Il partage un studio avec Frederick Varley, et avec ce dernier comme mentor, Jock Macdonald décide qu’il a besoin d’adopter des techniques plus audacieuses que l’aquarelle et la tempera qu’il a utilisées jusqu’alors. Les premières peintures de paysages de Jock Macdonald ont la sensualité immédiate et la lumière souvent hallucinatoire des meilleures peintures du Groupe des sept. Sa toile The Black Tusk, Garibaldi Park, B.C (1934), créée lors d’une expédition organisée par Frederick Varley, dépeint le sommet d’une montagne noire et escarpée en contre-plongée, et des nuages qui s’agitent dans le ciel en arrière plan. Par ailleurs, sa peinture In the White Forest (1932) présente un point de vue à travers des troncs d’arbres sur une pente enneigée. Baignées dans une chaude lumière, les congères ondulantes ont un aspect étrange et presque abstrait, évoquant le sens de la spiritualité d’un monde naturel.

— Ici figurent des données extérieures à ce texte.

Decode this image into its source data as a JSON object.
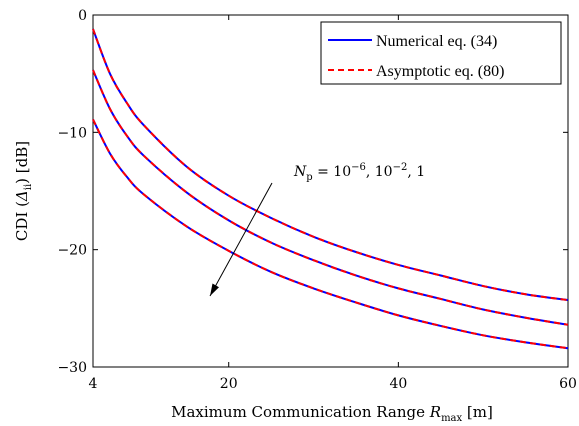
{
  "chart_data": {
    "type": "line",
    "xlabel_prefix": "Maximum Communication Range ",
    "xlabel_var": "R",
    "xlabel_sub": "max",
    "xlabel_suffix": " [m]",
    "ylabel_prefix": "CDI (",
    "ylabel_var": "Δ",
    "ylabel_sub": "ii",
    "ylabel_suffix": ") [dB]",
    "xlim": [
      4,
      60
    ],
    "ylim": [
      -30,
      0
    ],
    "xticks": [
      4,
      20,
      40,
      60
    ],
    "yticks": [
      0,
      -10,
      -20,
      -30
    ],
    "ytick_labels": [
      "0",
      "−10",
      "−20",
      "−30"
    ],
    "grid": false,
    "legend_position": "top-right",
    "annotation": {
      "text_var": "N",
      "text_sub": "p",
      "text_eq": " = 10",
      "exp1": "−6",
      "mid": ", 10",
      "exp2": "−2",
      "tail": ", 1"
    },
    "legend": [
      {
        "name": "Numerical eq. (34)",
        "color": "#0000ff",
        "dash": "solid"
      },
      {
        "name": "Asymptotic eq. (80)",
        "color": "#ff0000",
        "dash": "dashed"
      }
    ],
    "x": [
      4,
      6,
      8,
      10,
      15,
      20,
      25,
      30,
      35,
      40,
      45,
      50,
      55,
      60
    ],
    "series": [
      {
        "values": [
          -1.2,
          -5.0,
          -7.5,
          -9.4,
          -12.9,
          -15.4,
          -17.3,
          -18.9,
          -20.2,
          -21.3,
          -22.2,
          -23.1,
          -23.8,
          -24.3
        ]
      },
      {
        "values": [
          -4.7,
          -8.0,
          -10.3,
          -12.0,
          -15.1,
          -17.5,
          -19.4,
          -20.9,
          -22.2,
          -23.3,
          -24.2,
          -25.1,
          -25.8,
          -26.4
        ]
      },
      {
        "values": [
          -8.9,
          -11.8,
          -13.8,
          -15.3,
          -18.0,
          -20.1,
          -21.9,
          -23.3,
          -24.5,
          -25.6,
          -26.5,
          -27.3,
          -27.9,
          -28.4
        ]
      }
    ]
  }
}
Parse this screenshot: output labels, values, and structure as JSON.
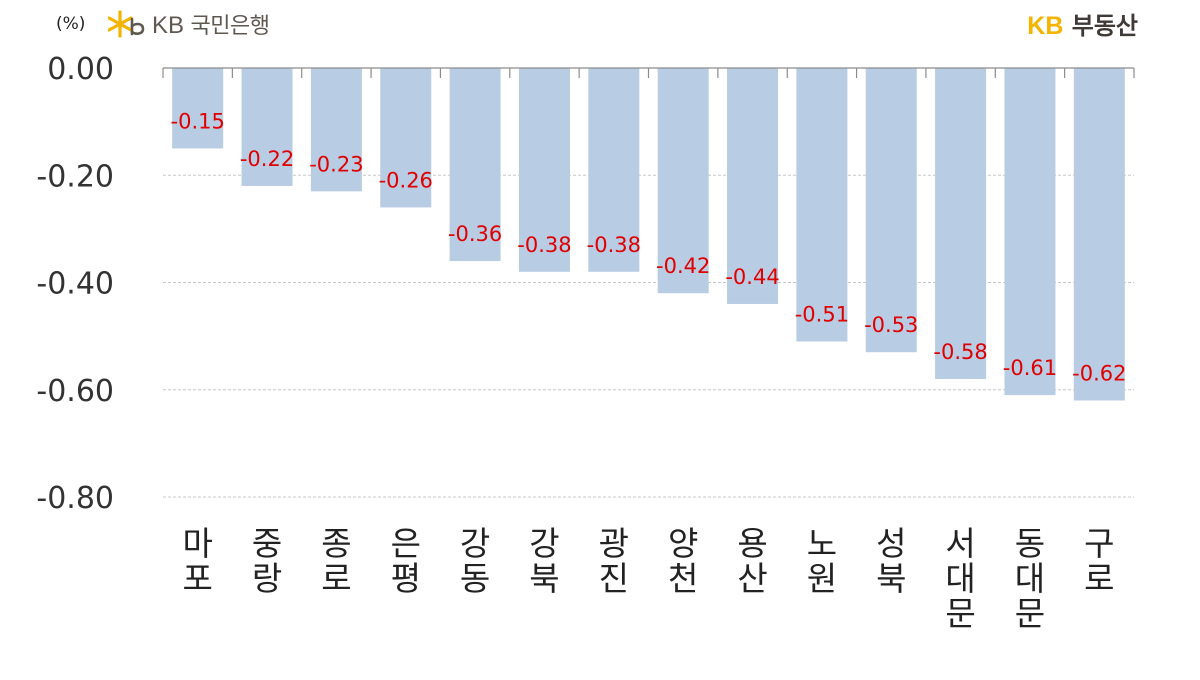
{
  "header": {
    "unit": "(%)",
    "bank_logo_prefix": "KB",
    "bank_logo_name": "국민은행",
    "realty_logo_prefix": "KB",
    "realty_logo_name": "부동산",
    "realty_accent_color": "#f5b400",
    "bank_star_color": "#f5b400"
  },
  "chart_data": {
    "type": "bar",
    "categories": [
      "마포",
      "중랑",
      "종로",
      "은평",
      "강동",
      "강북",
      "광진",
      "양천",
      "용산",
      "노원",
      "성북",
      "서대문",
      "동대문",
      "구로"
    ],
    "values": [
      -0.15,
      -0.22,
      -0.23,
      -0.26,
      -0.36,
      -0.38,
      -0.38,
      -0.42,
      -0.44,
      -0.51,
      -0.53,
      -0.58,
      -0.61,
      -0.62
    ],
    "data_labels": [
      "-0.15",
      "-0.22",
      "-0.23",
      "-0.26",
      "-0.36",
      "-0.38",
      "-0.38",
      "-0.42",
      "-0.44",
      "-0.51",
      "-0.53",
      "-0.58",
      "-0.61",
      "-0.62"
    ],
    "y_ticks": [
      0,
      -0.2,
      -0.4,
      -0.6,
      -0.8
    ],
    "y_tick_labels": [
      "0.00",
      "-0.20",
      "-0.40",
      "-0.60",
      "-0.80"
    ],
    "ylim": [
      -0.8,
      0
    ],
    "title": "",
    "xlabel": "",
    "ylabel": "",
    "grid": true,
    "legend": false,
    "bar_color": "#b8cce4",
    "label_color": "#e00000",
    "x_axis_position": "top"
  }
}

En 1933, au milieu de la crise des années 1930, la Vancouver School of Decorative and Applied Arts réduit considérablement les salaires des professeurs. Jock Macdonald et Frederick Varley démissionnent de leurs fonctions et fondent immédiatement le British Columbia College of Arts. Basé en partie sur la vision de monde spiritualiste du philosophe autrichien et théoricien de l’éducation Rudolf Steiner, le British Columbia College of Arts est à la fois multidisciplinaire et centré sur les dernières tendances de l’art moderne. C’est durant cette période d’expérimentation que le travail de Jock Macdonald commence à évoluer vers l’art abstrait. Formative Colour Activity (1934), par exemple, est composée d’un centre de jaillissement brillant de formes colorées ancrées à une tige à deux épines acérées, les fleurs se déployant en couches de plus en plus abstraites pour devenir des formes organiques difficilement identifiables. Tout comme certains aspects des œuvres d’Emily Carr et de sa contemporaine américaine Georgia O’Keeffe, Jock Macdonald tente dans cette peinture d’explorer la dynamique profonde et sous-jacente du monde naturel.
En 1935, en raison d’un manque de fonds, le British Columbia College of Arts se voit dans l’obligation de fermer ses portes, laissant Frederick Varley et Jock Macdonald à la recherche de ce qu’ils peuvent ensuite faire.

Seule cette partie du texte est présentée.